Un triple CD Scarlatti/Soler sort actuellement, disponible sur : http://hitasura-productions.com/shop/
J’ai eu envie de musique joyeuse. J’ai eu envie de Scarlatti. Les nouvelles du monde sont tellement sombres – j’ai eu envie de musique lumineuse. Aujourd’hui, les révoltes et l’exubérance de Scarlatti nous touchent. Sa joie tragique nous fait du bien Cette nouvelle publication réunit trois disques contenant un choix de 35 sonates, auxquelles est joint le célèbre Fandango du Padre Soler.
Il est beaucoup question de la crise du disque, c’est à dire du problème de ne plus pouvoir correctement vendre, et donc produire des disques aujourd’hui. De là est posée régulièrement la question de la mort – ou non – du disque à plus ou moins long terme, etc. Bien sûr, comme j’ai pris la décision de devenir éditeur de disques, ce sont des questions que l’on me pose beaucoup pour le moment.
Or je crois que ces questions relèvent de faux problèmes, ou du moins de problèmes mal posés, selon des points de vue qui ne sont pas bien choisis – qui plus probablement même ne sont pas choisis du tout.
Ici comme trop souvent aujourd’hui lorsqu’il est question de culture, on mélange sans discernement les points de vue artistique et commercial. Or pour qu’un équilibre viable puisse faire exister une activité culturelle, ces deux points de vue doivent impérativement coexister, et seule leur complémentarité bien dosée pourra générer de bons résultats.
Les mouvements du monde vivant font que, toutes choses étant en perpétuelle mutation, il arrive régulièrement que ce que nous avions l’habitude de voir fonctionner sans effort, ne fonctionne plus, que les recettes qui avaient conduit au succès deviennent caduques. Alors, le point de vue commercial prend peur. Car il fait ses comptes et voit une catastrophe arriver : son bilan est en constant déclin.

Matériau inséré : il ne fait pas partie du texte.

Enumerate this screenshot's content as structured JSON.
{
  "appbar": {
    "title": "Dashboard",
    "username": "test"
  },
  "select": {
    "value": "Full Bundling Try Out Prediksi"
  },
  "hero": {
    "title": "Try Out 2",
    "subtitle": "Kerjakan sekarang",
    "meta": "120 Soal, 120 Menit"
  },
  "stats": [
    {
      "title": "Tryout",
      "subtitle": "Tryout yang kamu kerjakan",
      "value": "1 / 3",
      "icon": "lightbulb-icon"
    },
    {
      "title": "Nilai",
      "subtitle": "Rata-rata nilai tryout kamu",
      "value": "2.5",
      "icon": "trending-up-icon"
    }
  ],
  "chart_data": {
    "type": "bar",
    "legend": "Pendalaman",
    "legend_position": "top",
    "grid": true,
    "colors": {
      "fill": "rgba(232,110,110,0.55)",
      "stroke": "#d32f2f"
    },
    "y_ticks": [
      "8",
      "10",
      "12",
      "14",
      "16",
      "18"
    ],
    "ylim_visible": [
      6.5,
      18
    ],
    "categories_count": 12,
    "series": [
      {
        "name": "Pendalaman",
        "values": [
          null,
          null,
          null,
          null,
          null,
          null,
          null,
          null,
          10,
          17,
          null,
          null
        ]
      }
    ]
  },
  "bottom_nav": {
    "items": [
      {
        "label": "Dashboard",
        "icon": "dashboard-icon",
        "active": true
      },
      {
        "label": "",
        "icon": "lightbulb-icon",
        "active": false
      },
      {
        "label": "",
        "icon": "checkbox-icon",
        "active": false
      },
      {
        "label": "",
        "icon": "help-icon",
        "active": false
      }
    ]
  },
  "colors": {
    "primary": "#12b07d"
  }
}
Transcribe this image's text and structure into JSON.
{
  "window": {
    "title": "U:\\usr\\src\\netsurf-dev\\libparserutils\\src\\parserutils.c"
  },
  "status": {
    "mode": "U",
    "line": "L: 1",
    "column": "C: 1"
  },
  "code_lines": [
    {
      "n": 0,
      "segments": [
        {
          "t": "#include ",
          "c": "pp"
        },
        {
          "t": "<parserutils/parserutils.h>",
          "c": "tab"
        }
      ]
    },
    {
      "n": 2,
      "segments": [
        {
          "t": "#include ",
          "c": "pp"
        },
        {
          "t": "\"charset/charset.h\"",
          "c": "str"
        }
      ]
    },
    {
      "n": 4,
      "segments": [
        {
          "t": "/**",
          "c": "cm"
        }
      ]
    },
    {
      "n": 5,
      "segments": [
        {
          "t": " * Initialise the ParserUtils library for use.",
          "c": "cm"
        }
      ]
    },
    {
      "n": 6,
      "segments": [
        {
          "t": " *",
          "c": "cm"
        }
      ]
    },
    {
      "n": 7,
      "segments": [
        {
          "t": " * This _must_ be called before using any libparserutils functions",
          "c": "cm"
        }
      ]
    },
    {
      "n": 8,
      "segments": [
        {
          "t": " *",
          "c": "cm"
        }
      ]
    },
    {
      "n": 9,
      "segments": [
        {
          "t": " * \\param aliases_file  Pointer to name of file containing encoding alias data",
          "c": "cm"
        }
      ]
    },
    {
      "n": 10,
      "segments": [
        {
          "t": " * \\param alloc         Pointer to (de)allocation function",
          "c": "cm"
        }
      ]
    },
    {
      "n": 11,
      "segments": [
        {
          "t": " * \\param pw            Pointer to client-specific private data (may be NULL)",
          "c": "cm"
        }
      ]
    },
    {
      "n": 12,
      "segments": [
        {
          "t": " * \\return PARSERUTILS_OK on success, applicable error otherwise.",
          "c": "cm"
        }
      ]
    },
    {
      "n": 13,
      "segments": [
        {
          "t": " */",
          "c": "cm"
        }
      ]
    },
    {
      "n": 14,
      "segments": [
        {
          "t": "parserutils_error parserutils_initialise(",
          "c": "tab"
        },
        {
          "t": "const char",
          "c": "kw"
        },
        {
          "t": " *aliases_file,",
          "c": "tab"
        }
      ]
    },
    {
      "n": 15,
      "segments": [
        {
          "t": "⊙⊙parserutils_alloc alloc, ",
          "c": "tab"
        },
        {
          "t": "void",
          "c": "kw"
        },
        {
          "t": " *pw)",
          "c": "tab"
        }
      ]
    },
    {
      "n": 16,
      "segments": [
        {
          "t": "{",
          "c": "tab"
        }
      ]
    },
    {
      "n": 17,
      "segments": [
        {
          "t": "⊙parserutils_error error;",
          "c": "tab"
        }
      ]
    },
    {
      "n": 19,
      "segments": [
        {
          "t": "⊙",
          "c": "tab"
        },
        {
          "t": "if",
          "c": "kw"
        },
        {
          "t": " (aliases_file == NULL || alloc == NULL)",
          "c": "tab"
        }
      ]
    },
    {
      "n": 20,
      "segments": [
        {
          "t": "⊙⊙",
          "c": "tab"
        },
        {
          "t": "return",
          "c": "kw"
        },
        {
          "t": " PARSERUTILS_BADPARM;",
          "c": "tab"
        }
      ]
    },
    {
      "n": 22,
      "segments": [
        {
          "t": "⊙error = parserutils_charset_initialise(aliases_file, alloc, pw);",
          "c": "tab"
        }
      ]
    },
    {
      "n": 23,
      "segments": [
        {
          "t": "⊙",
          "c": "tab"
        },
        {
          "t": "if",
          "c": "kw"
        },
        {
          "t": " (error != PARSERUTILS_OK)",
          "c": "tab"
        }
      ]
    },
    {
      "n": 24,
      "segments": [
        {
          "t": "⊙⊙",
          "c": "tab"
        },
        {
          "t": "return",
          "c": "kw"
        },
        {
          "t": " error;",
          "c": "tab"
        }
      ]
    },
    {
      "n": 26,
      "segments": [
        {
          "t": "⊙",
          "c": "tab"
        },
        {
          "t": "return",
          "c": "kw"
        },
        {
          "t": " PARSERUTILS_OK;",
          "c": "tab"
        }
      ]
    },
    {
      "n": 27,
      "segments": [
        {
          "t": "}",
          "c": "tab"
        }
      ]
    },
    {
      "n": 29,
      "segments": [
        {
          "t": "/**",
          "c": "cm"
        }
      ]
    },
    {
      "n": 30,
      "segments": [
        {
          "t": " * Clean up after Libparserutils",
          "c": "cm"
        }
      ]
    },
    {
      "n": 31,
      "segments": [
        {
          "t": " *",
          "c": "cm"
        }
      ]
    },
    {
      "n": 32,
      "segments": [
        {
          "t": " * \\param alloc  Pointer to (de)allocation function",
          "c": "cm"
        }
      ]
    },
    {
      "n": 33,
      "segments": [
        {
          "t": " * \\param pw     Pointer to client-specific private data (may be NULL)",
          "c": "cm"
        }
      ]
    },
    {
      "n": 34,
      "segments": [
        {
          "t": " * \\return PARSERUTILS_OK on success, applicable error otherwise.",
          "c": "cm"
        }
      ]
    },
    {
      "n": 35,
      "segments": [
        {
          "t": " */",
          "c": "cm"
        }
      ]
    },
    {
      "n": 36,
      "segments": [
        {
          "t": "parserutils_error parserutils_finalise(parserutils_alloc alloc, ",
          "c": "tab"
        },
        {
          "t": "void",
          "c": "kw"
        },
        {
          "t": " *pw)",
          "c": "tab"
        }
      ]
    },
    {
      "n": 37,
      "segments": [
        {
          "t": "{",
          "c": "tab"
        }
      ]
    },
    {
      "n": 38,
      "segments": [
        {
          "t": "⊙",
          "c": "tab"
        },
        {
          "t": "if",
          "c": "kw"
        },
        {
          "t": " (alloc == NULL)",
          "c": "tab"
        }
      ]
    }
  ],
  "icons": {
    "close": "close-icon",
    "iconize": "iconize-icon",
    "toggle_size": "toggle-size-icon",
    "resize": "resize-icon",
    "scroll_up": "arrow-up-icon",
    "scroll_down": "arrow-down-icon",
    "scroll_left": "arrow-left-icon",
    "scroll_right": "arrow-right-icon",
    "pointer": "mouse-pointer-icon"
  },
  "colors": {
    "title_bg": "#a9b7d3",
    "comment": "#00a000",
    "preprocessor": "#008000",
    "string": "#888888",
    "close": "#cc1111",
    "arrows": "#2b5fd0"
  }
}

La peur est mauvaise conseillère. Elle rend sourd et aveugle, et remplit les cerveaux de fumées. C’est pourquoi à ce stade le point de vue des artistes est d’une utilité vitale : car les artistes n’ont pas peur. Ils rêvent. Ce faisant ils inventent et leur instinct grand ouvert leur fait deviner des solutions, trouver des voies qui n’étaient pas encore éclairées, pas encore visibles aux yeux ordinaires. Des solutions alors apparaissent, et nous arrivons à un stade où le point de vue commercial devient vital à son tour : car si l’artiste continue de rêver, il mourra bientôt de faim, et c’en sera fait de son rêve. L’habileté du commercial va être capable d’optimiser les solutions trouvées, c’est à dire de les faire fructifier au plan matériel, de leur assurer ce faisant une pérennité (relative, vid. supra), et de dégager du succès qui résultera de cette bonne collaboration des recettes à suivre qui vont permettre – pour un temps – d’atteindre sans grand effort à des succès faciles. Ou plutôt – car il s’agit d’être précis – des recettes qui vont permettre avec un instinct et une capacité d’invention limités, c’est à dire à un bon commercial, d’atteindre à d’excellents résultats matériels dans la vente de productions artistiques.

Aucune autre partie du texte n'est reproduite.